We know that, when Saechao's trial came, the prosecutor did not call Alonso-Bermudez. But hindsight is a poor guide to action. Raising the possibility of calling Alonso-Bermudez as a witness is hard to call a ploy to achieve Kronenwetter's removal. All too often co-defendants who have promised to testify balk or "lose their recollection" at trial. And co-defendants who proclaim their innocence and insist that they will go to trial change their minds on the eve of trial, agree to plead guilty, and negotiate for terms—which may include a promise to testify against a confederate in crime. On the day that the trial judge disqualified Kronenwetter, Rohmeyer and Schultz were promising to cooperate, while Alonso-Bermudez said that he would not do so. By the day of trial the situation could have been reversed. An unconditional waiver of conflicts from Alonso-Bermudez might have persuaded the trial judge to take the risk that a decision by Alonso-Bermudez to testify would not ruin the trial if Kronenwetter remained as Saechao's lawyer, but Alonso-Bermudez was unwilling to provide a comprehensive waiver—and that was a problem, because cross-examination of Alonso-Bermudez at Saechao's trial could have ventured into some of Alonso-Bermudez's other crimes. This left a serious risk, and Wheat gives the trial judge a measure of deference when deciding how to proceed.
Saechao maintains that reasoning along the lines just laid out would conflict with United States v. Turner , 594 F.3d 946 (7th Cir. 2010), which tells district judges not to assume too readily that a potential for conflict will ripen into a serious actual conflict. Put that way, the devil is in the phrase "too readily"; of course a judge should not do anything too readily and should not be a sucker for claims about conflicts that may never come to fruition. The issue in any given case is whether the trial judge abused his discretion in thinking that the risk of a serious conflict had been established. An affirmative answer for Turner does not imply that the same answer is called for in Saechao's case.

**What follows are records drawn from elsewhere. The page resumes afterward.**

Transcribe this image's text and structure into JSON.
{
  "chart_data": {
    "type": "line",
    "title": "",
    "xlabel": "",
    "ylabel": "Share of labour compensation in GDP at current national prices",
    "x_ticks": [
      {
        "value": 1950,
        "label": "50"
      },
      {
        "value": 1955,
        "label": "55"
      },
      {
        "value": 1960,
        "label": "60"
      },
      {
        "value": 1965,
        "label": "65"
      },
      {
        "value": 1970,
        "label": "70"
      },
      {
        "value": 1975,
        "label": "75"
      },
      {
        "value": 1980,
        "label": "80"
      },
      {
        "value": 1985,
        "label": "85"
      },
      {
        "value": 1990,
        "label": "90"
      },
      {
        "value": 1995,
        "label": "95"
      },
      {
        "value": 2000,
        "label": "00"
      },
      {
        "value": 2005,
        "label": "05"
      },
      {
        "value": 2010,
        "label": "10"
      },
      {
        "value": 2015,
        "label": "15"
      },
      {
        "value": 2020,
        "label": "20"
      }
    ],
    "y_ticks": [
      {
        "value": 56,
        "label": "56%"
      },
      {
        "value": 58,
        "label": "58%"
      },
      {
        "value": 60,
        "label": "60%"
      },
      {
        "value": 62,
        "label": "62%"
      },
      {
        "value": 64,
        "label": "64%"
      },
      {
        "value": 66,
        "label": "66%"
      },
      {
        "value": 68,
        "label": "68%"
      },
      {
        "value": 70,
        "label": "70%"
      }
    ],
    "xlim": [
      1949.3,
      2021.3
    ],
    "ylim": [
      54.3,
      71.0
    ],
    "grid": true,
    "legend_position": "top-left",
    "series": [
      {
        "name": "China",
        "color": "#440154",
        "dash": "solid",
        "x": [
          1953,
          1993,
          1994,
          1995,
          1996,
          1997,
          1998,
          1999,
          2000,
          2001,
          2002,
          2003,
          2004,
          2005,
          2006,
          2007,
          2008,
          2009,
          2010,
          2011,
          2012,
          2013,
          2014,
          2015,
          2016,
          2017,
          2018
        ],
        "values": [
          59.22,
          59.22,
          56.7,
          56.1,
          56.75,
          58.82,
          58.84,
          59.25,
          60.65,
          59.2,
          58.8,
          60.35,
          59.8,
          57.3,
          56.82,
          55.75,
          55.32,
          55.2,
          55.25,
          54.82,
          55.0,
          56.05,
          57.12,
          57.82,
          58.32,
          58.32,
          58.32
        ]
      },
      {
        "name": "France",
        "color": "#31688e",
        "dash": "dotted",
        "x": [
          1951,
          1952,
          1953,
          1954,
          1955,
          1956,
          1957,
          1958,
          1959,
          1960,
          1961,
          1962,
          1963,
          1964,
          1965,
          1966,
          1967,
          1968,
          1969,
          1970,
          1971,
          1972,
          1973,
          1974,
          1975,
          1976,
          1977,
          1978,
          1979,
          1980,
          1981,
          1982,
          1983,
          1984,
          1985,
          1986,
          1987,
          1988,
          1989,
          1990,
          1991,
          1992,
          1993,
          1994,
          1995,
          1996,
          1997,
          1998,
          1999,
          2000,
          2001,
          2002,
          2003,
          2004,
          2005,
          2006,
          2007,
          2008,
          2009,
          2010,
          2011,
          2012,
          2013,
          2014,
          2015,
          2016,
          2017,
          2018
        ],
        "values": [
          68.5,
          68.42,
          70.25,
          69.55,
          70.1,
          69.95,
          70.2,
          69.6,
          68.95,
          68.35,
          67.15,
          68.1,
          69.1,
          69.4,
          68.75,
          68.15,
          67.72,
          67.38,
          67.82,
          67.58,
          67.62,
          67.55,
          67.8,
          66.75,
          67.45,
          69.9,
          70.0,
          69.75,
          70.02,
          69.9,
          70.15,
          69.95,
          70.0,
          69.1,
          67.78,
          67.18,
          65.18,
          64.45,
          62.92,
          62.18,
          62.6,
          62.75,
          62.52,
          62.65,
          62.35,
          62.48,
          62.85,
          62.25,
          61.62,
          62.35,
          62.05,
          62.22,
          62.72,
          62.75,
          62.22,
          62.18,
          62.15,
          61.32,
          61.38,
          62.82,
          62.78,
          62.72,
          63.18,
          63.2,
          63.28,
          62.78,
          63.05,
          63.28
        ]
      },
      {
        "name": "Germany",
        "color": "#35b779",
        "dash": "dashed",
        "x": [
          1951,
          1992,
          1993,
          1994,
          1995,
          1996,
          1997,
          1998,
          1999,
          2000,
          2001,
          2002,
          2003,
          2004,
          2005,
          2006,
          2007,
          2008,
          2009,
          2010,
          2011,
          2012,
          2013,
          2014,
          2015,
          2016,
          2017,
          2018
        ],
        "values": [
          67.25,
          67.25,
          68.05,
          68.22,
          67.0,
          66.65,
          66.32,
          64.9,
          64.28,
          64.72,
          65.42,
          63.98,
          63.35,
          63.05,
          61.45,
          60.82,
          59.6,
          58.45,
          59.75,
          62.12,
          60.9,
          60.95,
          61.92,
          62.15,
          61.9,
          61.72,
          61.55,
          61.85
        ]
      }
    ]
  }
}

Perhaps more important, Turner just doesn't matter on collateral review under § 2254(d)(1), which says that the writ must not issue unless the state court's decision is contrary to "clearly established Federal law, as determined by the Supreme Court of the United States " (emphasis added). This means that decisions by the federal courts of appeals do not count, except to the extent that they illuminate the meaning of the Supreme Court's decisions. See Kernan v. Cuero , ––– U.S. ––––, 138 S. Ct. 4, 199 L.Ed.2d 236 (2017) ; Parker v. Matthews , 567 U.S. 37, 48–49, 132 S.Ct. 2148, 183 L.Ed.2d 32 (2012) ; Fayemi v. Ruskin , 966 F.3d 591, 594 (7th Cir. 2020). Turner concerned how federal district judges should manage the discretion they possess under Wheat ; it does not modify the Supreme Court's own standard or limit the discretion of state judges.